If Starbucks can create an arbitrary and dissonant list of names for a partial ordering of volumes, so can you.

2

I have done a lot of websites with inventory (mainly this applies to shirts) and have always combined. I am leaving this as my own answer because every other answer is combining the opposite as I have seen/used. To me it is always the smallest first.

Here are the default sizes I set in the back end for shirts for one company.  

- xxx-small
- xx-small
- x-small
- small
- small/medium
- medium
- medium/large
- large
- x-large
- xx-large
- xxx-large
- xxxx-large
- xxxxx-large

Note that this is the available options I have for the store to choose from. I don't think they have ever chosen all for one shirt. For instance most women clothing goes from x-small to xx-large. Also they might not use any of the "in-between" sizes. You really shouldn't do this unless you are very very specific on what size your small and medium would be. The only differences between sites is that some use the dash - so "small-medium", some abbreviate - so "s/m", and some use numbers for the x's - so "4x-large". Never used a bigger size first nor a smedium.
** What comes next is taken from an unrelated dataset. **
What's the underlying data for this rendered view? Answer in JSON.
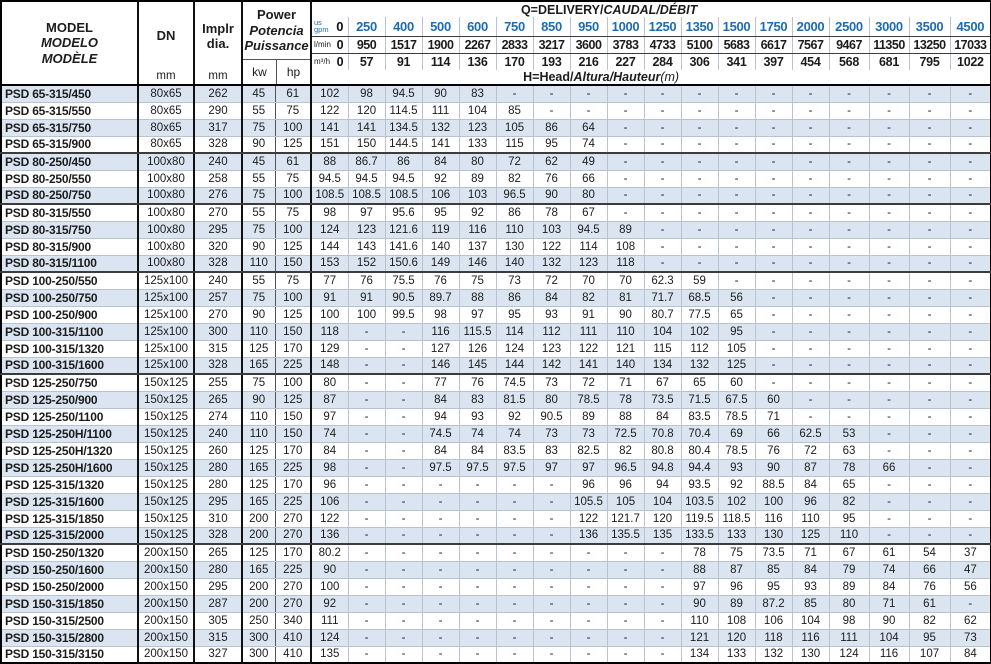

Might be a cool size for a drink but I am not sure a serious site would use it for clothing or something like that.

2

smallish, not completely small, just a little bit.

2

Small-medium.

That way you get to have no digits in the name of the size and it's pretty obvious what the size is without context (unlike other confusing propositions).

Analogically to compass point naming convention, 48px would be right between 32px and 64px on your scale.

32 px      48 px        64 px        72 px       92 px
Small − Small-Medium − Medium − (Medium-Large) − Large

1

Would Thumbnail work?

Wordpress uses Thumbnail as the description for its small image sizes.

Wikipedia description for Thumbnail:

Thumbnails are reduced-size versions of pictures, used to help in recognizing and organizing them, serving the same role for images as a normal text index does for words.

1

For my user interface elements, I've adopted Bootstrap's sizing system: xs, sm, md, lg. It works nicely in all my scenareos.

1
  1. Re-name what you currently call "small" to "tiny." Now …
  2. … you can have "tiny", "small", and "medium" as you wished.

Glad to be of help!

1

You could take a nod from TeX and use capitalisation provided that it fits your use case.

small -> Small -> SMALL -> medium -> Medium -> MEDIUM -> large -> Large -> LARGE

...would be your new spectrum of possibilities.

-1

Using Sydney coffee sizes as a guide, how about Regular or Normal?